ISTANBUL (Reuters) -- Turkish vehicle maker Tofas (Turk Otomobil Fabrikasi AS) said on Monday its net profit dipped slightly to 67.65 million lira ($46 million) in the second quarter, below forecasts, from 68.7 million a year earlier.
The company, a venture between Italy's Fiat S.p.A. and Turkey's Koc Holding AS, said sales in the second quarter edged up to 1.479 billion lira from 1.478 billion the previous year.
According to consensus forecasts, net income had been forecast to be 87 million lira and sales 1.548 billion lira.
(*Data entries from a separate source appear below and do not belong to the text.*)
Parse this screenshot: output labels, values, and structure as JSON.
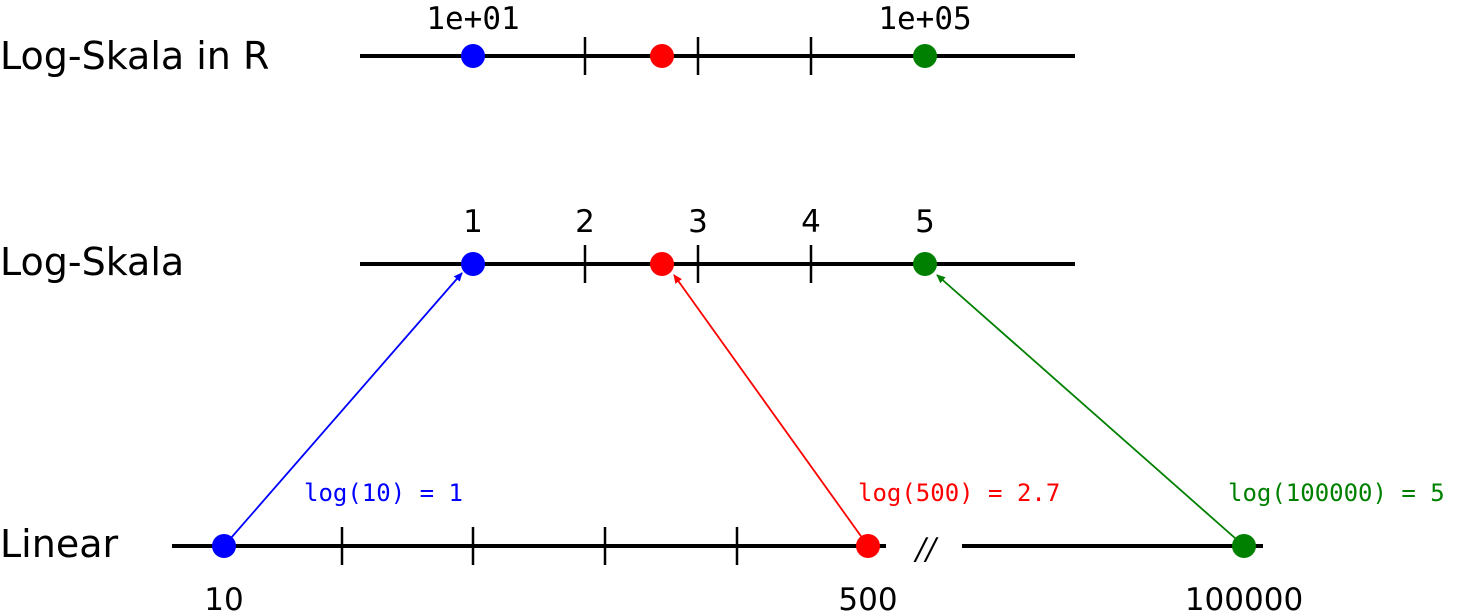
{
  "rows": {
    "log_r": {
      "label": "Log-Skala in R",
      "tick_labels": [
        "1e+01",
        "1e+05"
      ]
    },
    "log": {
      "label": "Log-Skala",
      "tick_labels": [
        "1",
        "2",
        "3",
        "4",
        "5"
      ]
    },
    "linear": {
      "label": "Linear",
      "tick_labels": [
        "10",
        "500",
        "100000"
      ],
      "break_symbol": "//"
    }
  },
  "mappings": [
    {
      "value": 10,
      "log_value": 1,
      "text": "log(10) = 1",
      "color": "#0000ff"
    },
    {
      "value": 500,
      "log_value": 2.7,
      "text": "log(500) = 2.7",
      "color": "#ff0000"
    },
    {
      "value": 100000,
      "log_value": 5,
      "text": "log(100000) = 5",
      "color": "#008000"
    }
  ],
  "colors": {
    "axis": "#000000",
    "blue": "#0000ff",
    "red": "#ff0000",
    "green": "#008000"
  }
}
Shares in Tofas ended the morning session down 8.4 percent at 3.06 lira in modest trade. The shares have surged 183 percent this year, during which the main share index has risen 67 percent.
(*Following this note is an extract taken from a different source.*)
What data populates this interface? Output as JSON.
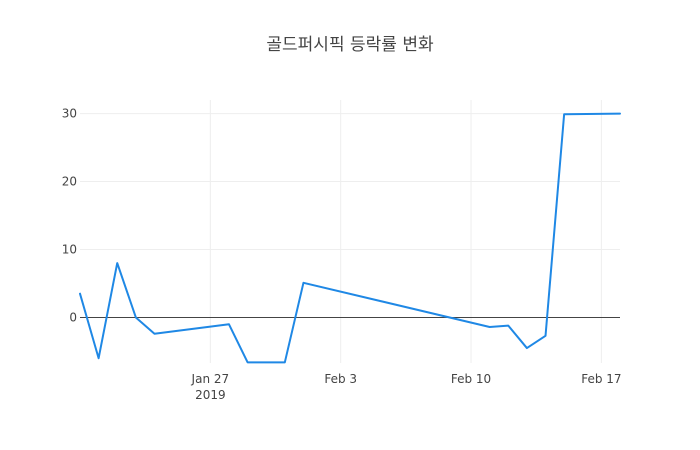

Finansinvest analyst Ozgur Ucur maintained a "neutral" rating on Tofas given weakness in the domestic vehicle market and an expected sluggish recovery in the European commercial vehicle market.
"The weaker-than-expected operating performance and lower-than-expected take/pay revenues were the main reason the second quarter bottom line fell short of our estimate," said Ucur.
A 'take-or-pay' contract is an agreement between a buyer and seller under which buyers still pay some amount if they do not take the product.
In the first half as a whole, Tofas' net profit fell to 100.52 million lira from 152.74 million a year earlier and sales dropped to 2.35 billion lira from 2.79 billion the previous year.
Net profit had tumbled 60 percent in the first quarter, while sales fell by a third as the company was hit by a sharp contraction in both domestic and export demand as a result of the global slowdown.
Turkey's government slashed sales tax on cars to 18 percent from 37 percent in the second quarter in a bid to revive consumption. The tax rate has now been set at 27 percent until September in order to maintain support for the sector.
Shares in Tofas closed 1.21 percent higher on Monday, just after the results were announced.